Wednesday, June 23, 2010

Snake Sighting


If I were President of the United States and had been whisked away when my secret service agents were taking a coffee break, my kidnappers would only need to know one thing to make me talk.  Since the possibility is zero that I will ever occupy the White House and have access to anything as important as security codes or the key to the presidential china cabinets, I feel secure in giving away the secret.  It’s snakes.  I am totally terrified of them! It makes no difference whether they are poisonous or non-poisonous, long or short (although there’s more to be frightened of the longer they are), colorful or bland, silent or rattly.  They create an equal amount of adrenaline-rushing fear that causes me to run, scream, fling my hands in the air. . . in short, transform a calm, genteel woman into a crazed, out-of-control lunatic!

Where did this off-the-radar phobia come from, you may wonder?  Ask my children.  Whenever I begin my “snake story,” they shake their heads and say, “Yes, Mom, you’ve told us this before,” in the same tone I used with my grandfather when he repeated one of his “when I was growing up” stories for the 35th time. (So, if they’re reading this posting, I advise them to skip the next paragraph.)

Once upon a time, when I was at the impressionable age of four, my mother and I were taking a bag of trash to a barrel across the yard.  Venturing away from my mother’s path, I stepped over a long, fat, brown stick, which as you’ve probably guessed, was no stick.  No sooner had I said, “Hey, Mom, look at this cool stick,” than she scooped me up and dashed back to the house.  My grandmother, visiting from her farm, grabbed a hoe, strode out to where the stick lay, and proceeded to whack it and whack it and whack it.  The sight of that wiry woman, in her shirt-waist dress, raising the hoe handle high in the air and bringing it down with such determined force on the contorting snake, is etched forever in my memory.  Not only did she kill it, but hooked it over the end of the hoe, then hung it (or what was left of it) on the fence. What a woman!

When we first moved into our house in Greenbrier, surrounded by 5 acres of woods and snaky-looking underbrush, I went to the local farm supply store and bought a container of Snake-A-Way, granules that snakes supposedly don’t like and won’t cross.  I was prepared to sprinkle it around the perimeter of our house, when our son-in-law, Ben, astutely pointed out that snakes might already be positioned within that perimeter.  Did I really want to take the chance of discouraging them from leaving?  Mumbling about the accuracy of his logic, I goggled other possibilities, then decided on the least scientific solution of the bunch. . . Boots!  Black, up-to-my knees, thick-soled, rubber boots.  And slow, deliberate steps while scanning right, left, ahead for anything that resembles the long, slender, coiled or curvy body of the dreaded creatures.

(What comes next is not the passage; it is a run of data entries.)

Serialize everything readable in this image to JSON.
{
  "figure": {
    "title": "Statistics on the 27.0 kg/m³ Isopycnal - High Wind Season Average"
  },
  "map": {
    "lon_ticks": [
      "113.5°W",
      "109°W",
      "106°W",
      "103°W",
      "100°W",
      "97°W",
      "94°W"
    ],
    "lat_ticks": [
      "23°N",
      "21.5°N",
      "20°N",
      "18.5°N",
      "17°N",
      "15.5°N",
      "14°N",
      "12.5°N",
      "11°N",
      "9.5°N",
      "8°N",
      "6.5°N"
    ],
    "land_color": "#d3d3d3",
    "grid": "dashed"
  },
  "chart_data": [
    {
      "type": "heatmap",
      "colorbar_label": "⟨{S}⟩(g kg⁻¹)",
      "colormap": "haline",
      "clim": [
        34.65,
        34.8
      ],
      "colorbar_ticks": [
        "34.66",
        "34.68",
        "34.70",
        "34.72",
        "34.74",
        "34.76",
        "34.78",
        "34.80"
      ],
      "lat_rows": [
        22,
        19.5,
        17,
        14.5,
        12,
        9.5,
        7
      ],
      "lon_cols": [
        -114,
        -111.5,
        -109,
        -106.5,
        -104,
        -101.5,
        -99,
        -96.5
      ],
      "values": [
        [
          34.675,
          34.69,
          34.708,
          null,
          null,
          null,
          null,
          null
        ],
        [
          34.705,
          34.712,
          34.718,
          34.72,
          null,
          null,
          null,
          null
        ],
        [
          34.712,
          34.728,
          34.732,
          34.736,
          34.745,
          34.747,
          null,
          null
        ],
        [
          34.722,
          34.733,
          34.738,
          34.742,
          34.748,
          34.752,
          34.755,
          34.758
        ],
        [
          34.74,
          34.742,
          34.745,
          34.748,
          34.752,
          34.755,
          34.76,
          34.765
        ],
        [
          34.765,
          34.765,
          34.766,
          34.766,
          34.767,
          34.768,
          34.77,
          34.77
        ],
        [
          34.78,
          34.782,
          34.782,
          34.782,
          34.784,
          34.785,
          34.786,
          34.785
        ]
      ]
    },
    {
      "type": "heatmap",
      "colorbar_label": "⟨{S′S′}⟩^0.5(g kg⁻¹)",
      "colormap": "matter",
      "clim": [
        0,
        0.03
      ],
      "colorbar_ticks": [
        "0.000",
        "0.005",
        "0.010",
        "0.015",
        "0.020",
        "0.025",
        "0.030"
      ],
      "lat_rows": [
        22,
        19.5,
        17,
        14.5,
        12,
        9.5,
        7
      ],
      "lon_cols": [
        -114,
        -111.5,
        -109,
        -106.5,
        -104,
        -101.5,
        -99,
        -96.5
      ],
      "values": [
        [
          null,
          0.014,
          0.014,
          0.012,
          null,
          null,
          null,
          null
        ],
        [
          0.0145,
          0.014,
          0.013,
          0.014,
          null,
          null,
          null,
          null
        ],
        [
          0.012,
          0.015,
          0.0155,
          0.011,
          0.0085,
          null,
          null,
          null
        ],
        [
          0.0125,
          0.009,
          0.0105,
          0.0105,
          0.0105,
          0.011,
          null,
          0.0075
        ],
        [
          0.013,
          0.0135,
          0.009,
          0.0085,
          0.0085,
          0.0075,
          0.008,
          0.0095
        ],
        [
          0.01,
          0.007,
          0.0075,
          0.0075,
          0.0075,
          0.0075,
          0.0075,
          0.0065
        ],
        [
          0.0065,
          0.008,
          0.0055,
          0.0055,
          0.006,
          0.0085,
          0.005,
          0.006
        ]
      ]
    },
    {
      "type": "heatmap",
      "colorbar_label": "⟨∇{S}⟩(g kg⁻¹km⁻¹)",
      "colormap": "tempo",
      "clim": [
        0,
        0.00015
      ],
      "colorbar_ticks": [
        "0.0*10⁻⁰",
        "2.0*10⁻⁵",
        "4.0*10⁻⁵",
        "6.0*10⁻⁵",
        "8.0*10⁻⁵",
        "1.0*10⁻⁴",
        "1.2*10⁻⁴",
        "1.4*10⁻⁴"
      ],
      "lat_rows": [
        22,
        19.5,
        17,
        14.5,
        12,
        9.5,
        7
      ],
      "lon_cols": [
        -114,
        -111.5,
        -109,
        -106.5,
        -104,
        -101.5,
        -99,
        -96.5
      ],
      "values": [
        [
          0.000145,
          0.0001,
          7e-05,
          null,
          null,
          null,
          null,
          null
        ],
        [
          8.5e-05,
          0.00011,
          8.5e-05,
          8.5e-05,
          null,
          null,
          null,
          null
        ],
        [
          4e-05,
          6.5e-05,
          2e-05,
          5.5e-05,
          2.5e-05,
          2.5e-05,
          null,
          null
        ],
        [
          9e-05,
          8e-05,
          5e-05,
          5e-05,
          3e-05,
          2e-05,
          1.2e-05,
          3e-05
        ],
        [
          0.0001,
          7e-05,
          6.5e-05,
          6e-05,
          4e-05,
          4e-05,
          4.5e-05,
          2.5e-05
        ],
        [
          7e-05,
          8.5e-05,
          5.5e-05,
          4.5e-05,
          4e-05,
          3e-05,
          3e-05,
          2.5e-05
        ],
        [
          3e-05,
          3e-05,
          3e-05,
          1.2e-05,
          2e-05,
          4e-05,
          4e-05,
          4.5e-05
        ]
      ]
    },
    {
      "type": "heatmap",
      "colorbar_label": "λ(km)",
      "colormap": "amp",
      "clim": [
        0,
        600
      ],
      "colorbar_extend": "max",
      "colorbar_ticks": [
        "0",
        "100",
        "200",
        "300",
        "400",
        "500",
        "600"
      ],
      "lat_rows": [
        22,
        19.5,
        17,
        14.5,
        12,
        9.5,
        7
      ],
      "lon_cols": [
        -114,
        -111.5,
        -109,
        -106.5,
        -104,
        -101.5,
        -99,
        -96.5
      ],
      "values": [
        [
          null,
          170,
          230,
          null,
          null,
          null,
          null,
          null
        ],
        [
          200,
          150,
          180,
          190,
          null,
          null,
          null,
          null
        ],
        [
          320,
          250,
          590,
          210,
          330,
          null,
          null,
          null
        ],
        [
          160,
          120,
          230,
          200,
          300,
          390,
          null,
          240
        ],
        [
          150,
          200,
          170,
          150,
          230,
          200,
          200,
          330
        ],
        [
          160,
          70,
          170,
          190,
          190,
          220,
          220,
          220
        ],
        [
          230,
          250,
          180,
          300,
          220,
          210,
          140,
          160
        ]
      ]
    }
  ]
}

Having gotten wind of the fact that there’s a snake-hating woman living in our house, who goes crazy at the sight of one of their kin, snakes have chosen to stay away. . . until last Thursday afternoon. I was sitting peacefully on the window seat, looking out the upstairs window of the study, composing a perfect sentence for my memoir, when I noticed a stick - a long, black, shiny stick - lying in the grass below.  Suddenly the stick disappeared, then reappeared a short distance away, slithering slowly from the edge of the flowerbed across a patch of dirt, to the bird fountain, through the hostas plants, into taller grass, then out of sight in the snaky underbrush at the edge of the manicured lawn.  With a window, screen, roof, porch, steps and another 50 feet or so separating us, I was able to hold off the craziness and stand, instead, holding my breath, unable to move. 

 Knowing that he’s out there somewhere, maybe with a few of his buddies, all I can say is that he’d better keep his distance or I might grab my hoe.  Who am I kidding?!!